I’m French. I live in France, and lived during three years and a half in United States; in Massachusetts, to be precise. Now and then I happened to meet Americans who expressed some criticism toward their country, and admiration for France when they learned I came from France; but I’m convinced they were all American patriots, at least.
Their talk was not the mere expression of courtesy in some cases. As conversation went on, it quickly turned out that this admiration was largely based upon the beauty and fame of some French monuments, museums, French cooking, liquors, and other material features of the same kind.
Some of those Americans even tripped to France where they had enjoyed fifteen days or so sojourns. They just missed two important things. The first is to experience (as I did myself in United States) living, working, housing, paying bills, sending their children to school, unemployment, and many more, in this European country, or in any other; it doesn’t matter, I think. And the second is to learn that France, like many other countries, never had a coherent and long lasting set of values to which they could stick to.

Had they enjoyed such instructive experience and knowledge, I’m pretty sure their point of view about France or another country and the United States would have been certainly different. That’s why I believe that an overwhelming number of American dissenters are just victim of a priori; distorted views about their own country and about how life is elsewhere.

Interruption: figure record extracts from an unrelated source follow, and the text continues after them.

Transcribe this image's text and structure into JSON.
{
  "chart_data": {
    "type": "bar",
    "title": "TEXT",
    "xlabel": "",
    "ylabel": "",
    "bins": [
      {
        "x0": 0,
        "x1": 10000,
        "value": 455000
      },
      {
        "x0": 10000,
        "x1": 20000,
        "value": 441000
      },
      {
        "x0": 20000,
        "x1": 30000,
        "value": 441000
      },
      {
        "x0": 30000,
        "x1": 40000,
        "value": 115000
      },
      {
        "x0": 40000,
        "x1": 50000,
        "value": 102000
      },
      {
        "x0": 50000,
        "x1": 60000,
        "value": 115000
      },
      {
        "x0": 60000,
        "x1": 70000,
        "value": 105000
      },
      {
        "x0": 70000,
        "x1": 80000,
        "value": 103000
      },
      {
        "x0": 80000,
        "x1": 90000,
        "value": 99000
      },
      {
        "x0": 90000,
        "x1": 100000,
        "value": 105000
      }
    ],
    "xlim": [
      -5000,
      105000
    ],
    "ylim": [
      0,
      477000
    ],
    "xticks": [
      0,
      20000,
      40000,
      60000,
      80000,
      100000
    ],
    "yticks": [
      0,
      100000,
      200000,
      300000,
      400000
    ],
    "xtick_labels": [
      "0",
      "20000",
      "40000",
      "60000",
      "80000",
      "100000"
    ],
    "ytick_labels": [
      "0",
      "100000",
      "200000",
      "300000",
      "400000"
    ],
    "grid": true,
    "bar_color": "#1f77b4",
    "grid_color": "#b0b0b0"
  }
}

I have to confess I was victim of the same misperception until I went to live in United States for some times. On the basis of countless American movies I had seen I sincerely believed that all Americans rode in Ford Mustangs and Chevy Corvettes and trucks, and Cadillac and Harley Davidson; that they were politically on the right and believed in capitalism and freedom of thought (even when Democrats) and that they all expressed mere contempt toward leftist ideas since there was no reasonable ground to do the contrary in such a country; that being Protestant or Catholic in America was the same as long as these two religions were based on Christianity (no matter what Max Weber taught us); that any foreigner like me would immediately find a job in one’s branch as much as being skilled enough and not too stupid; that ranches with horses and cowboys could be found everywhere outside big cities; and that every American had owned one gun a least.

The best imaged comparison I found to explain this phenomenon to people around me when this subject arises is to suggest to imagine oneself as a fish, born in the sea, and living in the sea since the very first day of one’s existence; the sea, as metaphoric representation, standing for the country in which one was born and live since then.
One does hear about the sea the whole day; everyday since one were able to understand others’ talking. But the trouble is that one has quite a hard time understanding what and where the sea actually is just because one cannot but lives permanently in it, and even breathes it. One does not have anything else at hand to compare the sea with something else, so as to really understand what the sea actually is; until someday, by some caprice of mother nature, or thanks to a bit of technology, one is given an opportunity to go to the beach, get out of the water and get atop a rock high enough to see the place from which one just came. Once there one would see this surprising huge blue immensity and the crest of the waves buffeted by the wind. Then, and then only, one could exclaim: “Oooh! That’s the sea.”

I’m not wandering from the subject and here is my point now. If all those young Americans had had a better and broader picture of the values of the country in which they borne and live; knowledge enough about what happened outside their country, I mean. Then many of those young dissenters and frightened teenagers would have reacted differently, I believe, and would have understood that, yes, America is good enough, even when she is wrong sometimes. Many would have kept away from the crowd of protesters, and even some would have organized strikes in universities to protest against the pinky professors. Many would have boycotted the New York Times, also. And some among the most frightened would have enlisted so as to fiercely defend the exceptional freedom they enjoyed.